When interpreting the results of this study, there are several cautions to consider, beyond its nonrandomized comparison design, that could explain why a “hard” outcome like mortality didn’t show the same positive trajectory as the “softer” outcomes. While nearly all patients had an ICD interrogated at the 6-month follow-up visit to assess VT burden, many study outcomes relied on patient self-reporting at yearly telephone interviews, which can be subject to recall bias and could certainly have underestimated asymptomatic VT events (including those treated with ATP therapy). There were many patients lost to follow-up (26% of patients were not part of the 6-month effectiveness cohort, and 43% did not contribute to 3-year data); if those lost to follow-up were more ill, the results could look better than reality. The relative homogeneity of the study population detracts from generalizability. Decline in amiodarone use over time may track with arrhythmia burden reduction, as suggested, but also could be partly due to development of intolerances or side effects over time, as commonly occurs with this drug. Finally, carefully note that the study sponsor (the ablation catheter manufacturer) performed all statistical analyses and managed the data.
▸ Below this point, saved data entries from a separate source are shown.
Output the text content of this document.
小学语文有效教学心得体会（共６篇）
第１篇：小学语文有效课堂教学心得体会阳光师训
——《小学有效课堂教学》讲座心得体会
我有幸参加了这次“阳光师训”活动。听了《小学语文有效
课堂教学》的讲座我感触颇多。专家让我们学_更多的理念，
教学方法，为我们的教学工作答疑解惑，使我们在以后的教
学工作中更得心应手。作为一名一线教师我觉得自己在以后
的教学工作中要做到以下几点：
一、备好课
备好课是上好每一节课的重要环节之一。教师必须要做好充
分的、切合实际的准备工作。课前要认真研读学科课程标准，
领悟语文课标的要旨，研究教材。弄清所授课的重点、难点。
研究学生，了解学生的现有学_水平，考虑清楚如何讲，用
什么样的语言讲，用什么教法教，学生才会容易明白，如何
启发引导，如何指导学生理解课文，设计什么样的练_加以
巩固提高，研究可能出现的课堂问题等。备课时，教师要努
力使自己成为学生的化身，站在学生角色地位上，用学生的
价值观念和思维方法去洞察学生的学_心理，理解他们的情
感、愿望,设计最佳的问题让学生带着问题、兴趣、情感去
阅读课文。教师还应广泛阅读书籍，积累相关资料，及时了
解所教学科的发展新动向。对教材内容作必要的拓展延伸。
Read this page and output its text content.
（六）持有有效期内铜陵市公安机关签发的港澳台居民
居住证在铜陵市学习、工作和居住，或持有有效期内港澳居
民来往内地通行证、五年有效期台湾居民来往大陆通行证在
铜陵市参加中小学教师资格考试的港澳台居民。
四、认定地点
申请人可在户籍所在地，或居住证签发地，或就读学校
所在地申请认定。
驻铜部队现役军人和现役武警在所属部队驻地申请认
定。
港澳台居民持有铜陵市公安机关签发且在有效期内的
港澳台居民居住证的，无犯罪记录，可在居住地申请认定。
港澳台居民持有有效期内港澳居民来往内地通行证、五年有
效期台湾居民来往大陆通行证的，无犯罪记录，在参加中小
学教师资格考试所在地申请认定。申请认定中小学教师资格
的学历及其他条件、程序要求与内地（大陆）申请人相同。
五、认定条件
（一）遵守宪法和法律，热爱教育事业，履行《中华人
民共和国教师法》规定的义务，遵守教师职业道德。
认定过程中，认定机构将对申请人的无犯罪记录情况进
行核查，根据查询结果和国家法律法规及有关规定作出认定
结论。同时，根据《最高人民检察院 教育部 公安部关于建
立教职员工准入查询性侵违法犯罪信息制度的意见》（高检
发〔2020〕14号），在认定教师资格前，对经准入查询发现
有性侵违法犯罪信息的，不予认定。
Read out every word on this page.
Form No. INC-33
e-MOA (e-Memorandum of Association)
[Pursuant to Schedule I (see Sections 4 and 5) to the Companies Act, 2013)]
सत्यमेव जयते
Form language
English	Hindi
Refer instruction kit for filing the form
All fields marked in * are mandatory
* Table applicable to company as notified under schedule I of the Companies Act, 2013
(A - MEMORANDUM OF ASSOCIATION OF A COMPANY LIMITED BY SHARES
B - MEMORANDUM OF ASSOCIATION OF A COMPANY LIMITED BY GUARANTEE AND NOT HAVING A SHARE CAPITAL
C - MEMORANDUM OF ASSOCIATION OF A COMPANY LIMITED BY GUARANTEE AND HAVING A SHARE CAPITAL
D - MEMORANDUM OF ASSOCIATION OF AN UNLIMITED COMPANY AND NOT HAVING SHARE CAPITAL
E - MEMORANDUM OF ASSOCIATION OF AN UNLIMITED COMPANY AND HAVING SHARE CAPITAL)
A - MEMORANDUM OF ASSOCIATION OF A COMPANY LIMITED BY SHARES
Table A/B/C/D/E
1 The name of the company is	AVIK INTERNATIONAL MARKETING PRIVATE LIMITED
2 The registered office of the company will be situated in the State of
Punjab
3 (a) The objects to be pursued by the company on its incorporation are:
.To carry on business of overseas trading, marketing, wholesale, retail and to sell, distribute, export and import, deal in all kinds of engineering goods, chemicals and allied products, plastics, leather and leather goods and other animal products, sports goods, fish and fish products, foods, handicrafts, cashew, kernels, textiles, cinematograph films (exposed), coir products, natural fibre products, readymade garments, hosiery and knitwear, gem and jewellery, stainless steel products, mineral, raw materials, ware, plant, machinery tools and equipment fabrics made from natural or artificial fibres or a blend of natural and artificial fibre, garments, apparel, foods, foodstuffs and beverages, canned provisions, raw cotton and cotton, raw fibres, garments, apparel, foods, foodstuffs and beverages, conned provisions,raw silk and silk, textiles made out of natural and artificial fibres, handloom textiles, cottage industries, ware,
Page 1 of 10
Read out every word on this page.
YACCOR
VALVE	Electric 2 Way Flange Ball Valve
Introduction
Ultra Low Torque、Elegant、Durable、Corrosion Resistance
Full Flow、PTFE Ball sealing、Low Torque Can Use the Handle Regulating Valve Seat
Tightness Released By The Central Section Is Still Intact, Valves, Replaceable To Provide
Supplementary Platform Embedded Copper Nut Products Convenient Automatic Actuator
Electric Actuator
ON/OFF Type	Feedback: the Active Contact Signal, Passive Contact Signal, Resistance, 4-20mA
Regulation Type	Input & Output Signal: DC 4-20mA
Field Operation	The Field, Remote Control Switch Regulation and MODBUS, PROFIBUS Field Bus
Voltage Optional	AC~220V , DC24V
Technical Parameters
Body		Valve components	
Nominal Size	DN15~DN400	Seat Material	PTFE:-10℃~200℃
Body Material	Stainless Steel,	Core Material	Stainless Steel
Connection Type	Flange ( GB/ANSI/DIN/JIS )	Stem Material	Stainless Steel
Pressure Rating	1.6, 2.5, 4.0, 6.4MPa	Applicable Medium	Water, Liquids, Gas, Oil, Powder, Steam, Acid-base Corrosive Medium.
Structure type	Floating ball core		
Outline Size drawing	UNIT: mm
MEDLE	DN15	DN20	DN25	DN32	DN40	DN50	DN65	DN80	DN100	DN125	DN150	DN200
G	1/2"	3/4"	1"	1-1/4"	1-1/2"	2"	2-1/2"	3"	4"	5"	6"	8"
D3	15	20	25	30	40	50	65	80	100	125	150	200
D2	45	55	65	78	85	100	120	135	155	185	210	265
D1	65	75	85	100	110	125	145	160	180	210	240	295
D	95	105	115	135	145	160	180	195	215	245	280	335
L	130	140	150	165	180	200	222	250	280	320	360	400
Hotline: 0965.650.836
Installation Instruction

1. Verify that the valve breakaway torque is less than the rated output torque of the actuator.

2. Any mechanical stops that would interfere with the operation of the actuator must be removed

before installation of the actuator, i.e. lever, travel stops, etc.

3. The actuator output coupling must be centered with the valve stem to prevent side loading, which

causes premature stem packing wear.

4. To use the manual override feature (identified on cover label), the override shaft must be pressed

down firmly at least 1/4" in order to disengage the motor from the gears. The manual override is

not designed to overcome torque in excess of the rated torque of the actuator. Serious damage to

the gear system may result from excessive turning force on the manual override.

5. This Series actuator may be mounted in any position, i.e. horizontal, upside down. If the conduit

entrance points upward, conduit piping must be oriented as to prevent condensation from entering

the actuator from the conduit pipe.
Despite these methodological weaknesses, this study is yet another addition to the literature supporting a more prominent role for VT ablation among those with coronary heart disease. Indeed, the beneficial effects of VT ablation just as easily might have been underestimated due to the biases above. Additionally, long-term effectiveness and survival may have been curtailed by the more advanced disease burden of the patients in this study. The relatively low procedural complication rate is remarkable and likely minimally affected by the concerns above. Notably, the operators in this multicenter study were highly experienced, and perhaps access to high volume centers and providers is the greatest obstacle to implementation of VT ablation earlier in the disease course.